Being a quarterback pays so well, it’s not even funny. Jalen Hurts now makes 51 million dollars a year. Lamar makes 52, and Justin Herbert got 52.5. I wish Peyton Manning was my father, at least genetically.
I don’t think have ever been more holdout storylines in one offseason than this one. Most running backs with a pro-bowler threatened to hold out or asked for a trade. Other positions have also seen the rising value of quarterback contracts, and asked for a little bit of the same treatment. Here are the essential holdouts from this offseason:
- Josh Jacobs held out into the regular season, and refused to play on his franchise tag. He ended up signing a slightly more valuable deal at the beginning of preseason. Saquon also did this, but resolved his issues before camp started.
- Zach Martin held out from the Cowboys for a new contract. Although Jerry Jones pointed out that he was meaningless because he could get hurt tomorrow, he paid him anyway. He got a raise and is back with the team.
- Chris Jones is also holding out. He gave the Chiefs a specific number he is looking for, (3 years, 85 million dollars) and says he’s not playing until week eight if they don’t meet it.
- Chandler Jones is away from the Raiders, and has been posting some of their negotiation tactics on social media. This relationship might be entirely over.
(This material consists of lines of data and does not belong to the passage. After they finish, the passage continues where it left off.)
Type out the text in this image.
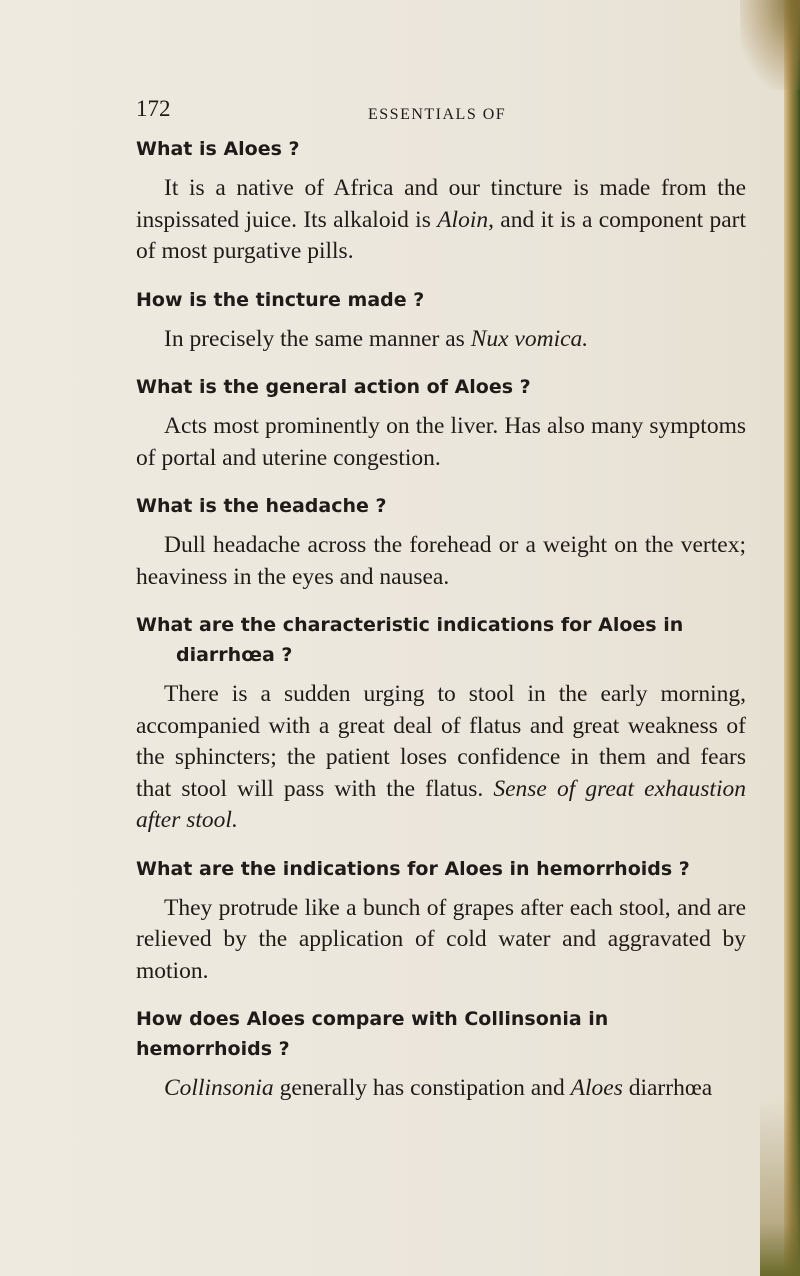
172	ESSENTIALS OF
What is Aloes ?

It is a native of Africa and our tincture is made from the inspissated juice. Its alkaloid is Aloin, and it is a component part of most purgative pills.

How is the tincture made ?

In precisely the same manner as Nux vomica.

What is the general action of Aloes ?

Acts most prominently on the liver. Has also many symptoms of portal and uterine congestion.

What is the headache ?

Dull headache across the forehead or a weight on the vertex; heaviness in the eyes and nausea.

What are the characteristic indications for Aloes in
diarrhœa ?

There is a sudden urging to stool in the early morning, accompanied with a great deal of flatus and great weakness of the sphincters; the patient loses confidence in them and fears that stool will pass with the flatus. Sense of great exhaustion after stool.

What are the indications for Aloes in hemorrhoids ?

They protrude like a bunch of grapes after each stool, and are relieved by the application of cold water and aggravated by motion.

How does Aloes compare with Collinsonia in hemorrhoids ?

Collinsonia generally has constipation and Aloes diarrhœa
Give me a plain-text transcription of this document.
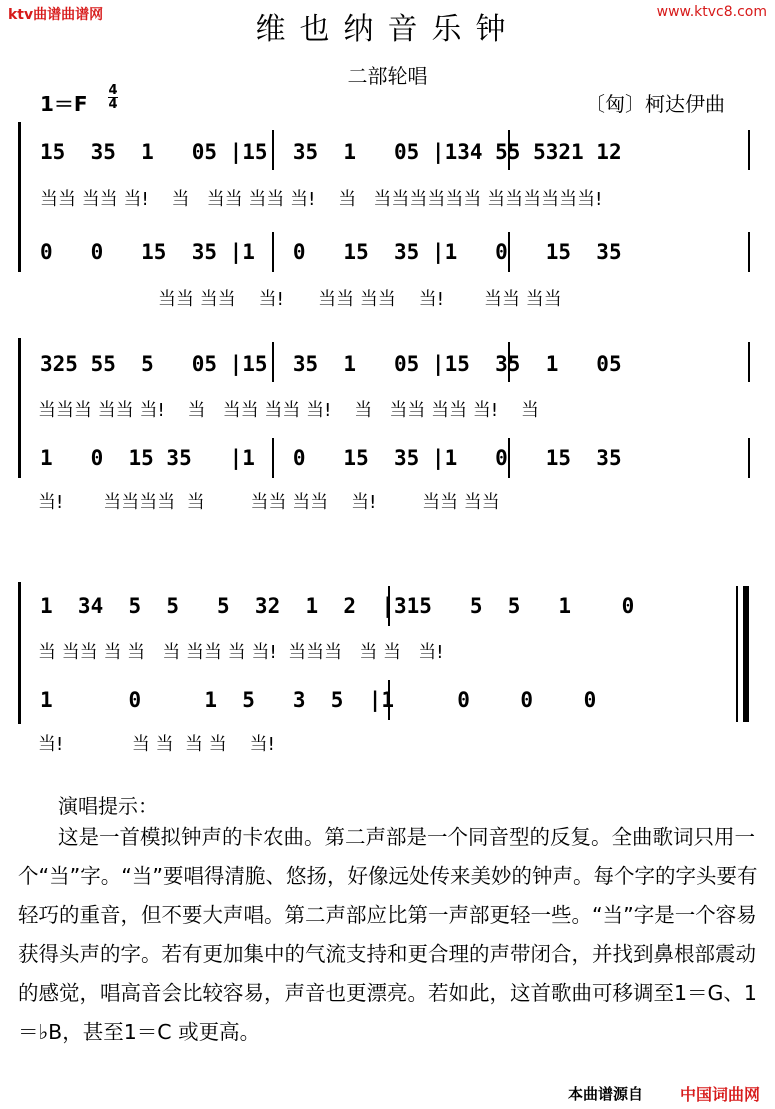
ktv曲谱曲谱网	www.ktvc8.com
维也纳音乐钟
二部轮唱
1＝F
4
4	〔匈〕柯达伊曲
15  35  1   05 |15  35  1   05 |134 55 5321 12
当当 当当 当!    当   当当 当当 当!    当   当当当当当当 当当当当当当!
0   0   15  35 |1   0   15  35 |1   0   15  35
当当 当当    当!      当当 当当    当!       当当 当当
325 55  5   05 |15  35  1   05 |15  35  1   05
当当当 当当 当!    当   当当 当当 当!    当   当当 当当 当!    当
1   0  15 35   |1   0   15  35 |1   0   15  35
当!       当当当当  当        当当 当当    当!        当当 当当
1  34  5  5   5  32  1  2  |315   5  5   1    0
当 当当 当 当   当 当当 当 当!  当当当   当 当   当!
1      0     1  5   3  5  |1     0    0    0
当!            当 当  当 当    当!
演唱提示：
这是一首模拟钟声的卡农曲。第二声部是一个同音型的反复。全曲歌词只用一个“当”字。“当”要唱得清脆、悠扬，好像远处传来美妙的钟声。每个字的字头要有轻巧的重音，但不要大声唱。第二声部应比第一声部更轻一些。“当”字是一个容易获得头声的字。若有更加集中的气流支持和更合理的声带闭合，并找到鼻根部震动的感觉，唱高音会比较容易，声音也更漂亮。若如此，这首歌曲可移调至1＝G、1＝♭B，甚至1＝C 或更高。
本曲谱源自 中国词曲网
- Nick Bosa ended a hold out yesterday, after the 49ers signed him to the most expensive contract for a defensive player in the history of the sport.
Hard Knocks came and went. It was awful. About as entertaining as listening to a toddler explain their love for Paw Patrol. Somehow I feel like this wouldn’t have happened if the app was still called, “HBO Max.”